What to Do If the Backtest Fails
When a backtest fails, there are a number of possible causes that need to be taken into consideration:
The Wrong Return Distribution
If the VaR methodology assumes a return distribution (e.g., a normal distribution of returns), it’s possible that the model distribution is not a good fit to the actual distribution. Statistical goodness-of-fit tests can be used to check that the model distribution fits the actual observed data. Alternatively, a VaR methodology that does not require a distribution assumption can be used.
A Misspecified VaR Model
If the VaR model captures, say, only equity market risk while the investment portfolio is exposed to other risks such as interest rate risk or foreign exchange risk, the model is misspecified. In addition, if the VaR model fails to capture the correlations between the risks, it is considered to be misspecified. This can be rectified by including all the applicable risks and associated correlations in the model. It is important to reevaluate the VaR model whenever new risks are added to a portfolio.
Measurement of Actual Losses
The actual portfolio losses must be representative of risks that can be modeled. More specifically, the actual losses must exclude any fees or other such costs or income. Losses that represent only risks that can be modeled are referred to as “clean losses.” Those that include fees and other such items are known as “dirty losses.” Backtesting must always be done using clean losses to ensure a like-for-like comparison.
It’s important not to rely on a VaR model simply because it passes a backtest. Although VaR offers useful information about worst case risk exposure, it is heavily reliant on the return distribution employed, particularly the tail of the distribution. Since tail events are so infrequent, some practitioners argue that any attempts to measure tail probabilities based on historical observation are inherently flawed. According to Reuters, “VaR came in for heated criticism following the financial crisis as many models failed to predict the extent of the losses that devastated many large banks in 2007 and 2008.”
The reason? The markets had not experienced a similar event, so it wasn’t captured in the tails of the distributions that were used. After the 2007 financial crisis, it also became clear that VaR models are incapable of capturing all risks; for example, basis risk. These additional risks are referred to as “risk not in VaR” or RNiV.
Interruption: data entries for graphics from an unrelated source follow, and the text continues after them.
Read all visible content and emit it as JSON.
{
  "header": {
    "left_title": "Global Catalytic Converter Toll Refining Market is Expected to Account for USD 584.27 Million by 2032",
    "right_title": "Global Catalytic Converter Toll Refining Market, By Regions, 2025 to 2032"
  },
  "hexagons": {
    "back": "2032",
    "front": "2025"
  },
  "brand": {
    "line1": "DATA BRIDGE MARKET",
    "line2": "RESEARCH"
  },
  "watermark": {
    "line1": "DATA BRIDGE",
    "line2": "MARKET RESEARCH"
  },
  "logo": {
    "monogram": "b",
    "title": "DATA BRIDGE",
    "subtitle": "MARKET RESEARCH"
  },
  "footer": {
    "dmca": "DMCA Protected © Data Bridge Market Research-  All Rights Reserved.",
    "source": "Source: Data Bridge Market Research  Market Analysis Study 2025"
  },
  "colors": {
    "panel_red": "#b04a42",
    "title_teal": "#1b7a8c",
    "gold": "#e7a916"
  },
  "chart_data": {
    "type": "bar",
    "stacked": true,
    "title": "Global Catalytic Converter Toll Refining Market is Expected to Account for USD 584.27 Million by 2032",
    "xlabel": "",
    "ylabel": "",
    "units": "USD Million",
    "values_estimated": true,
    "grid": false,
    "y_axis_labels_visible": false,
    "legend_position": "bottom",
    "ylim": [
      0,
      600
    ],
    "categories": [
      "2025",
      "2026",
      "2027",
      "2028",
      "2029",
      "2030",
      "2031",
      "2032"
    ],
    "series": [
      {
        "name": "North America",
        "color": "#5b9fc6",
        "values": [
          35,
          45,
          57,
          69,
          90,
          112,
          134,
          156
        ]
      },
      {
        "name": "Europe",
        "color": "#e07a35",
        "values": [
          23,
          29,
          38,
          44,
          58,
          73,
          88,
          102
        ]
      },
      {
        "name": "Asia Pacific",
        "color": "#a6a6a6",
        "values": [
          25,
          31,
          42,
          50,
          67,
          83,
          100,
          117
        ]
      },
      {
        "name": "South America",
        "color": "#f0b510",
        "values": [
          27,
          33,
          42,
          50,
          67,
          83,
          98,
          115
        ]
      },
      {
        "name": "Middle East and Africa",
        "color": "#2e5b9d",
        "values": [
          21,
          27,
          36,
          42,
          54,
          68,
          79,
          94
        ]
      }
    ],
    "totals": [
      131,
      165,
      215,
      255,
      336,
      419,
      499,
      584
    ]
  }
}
In an attempt to address these inadequacies, risk managers supplement the VaR measure with other risk measures and other techniques such as stress testing.
The Bottom Line
Value-at-Risk (VaR) is a measure of worst case losses over a specified time period with a certain level of confidence. The measurement of VaR hinges on the distribution of investment returns. In order to test whether or not the model accurately represents reality, backtesting can be carried out. A failed backtest means that the VaR model must be reevaluated. However, a VaR model that passes a backtest should still be supplemented with other risk measures due to the shortcomings of VaR modeling.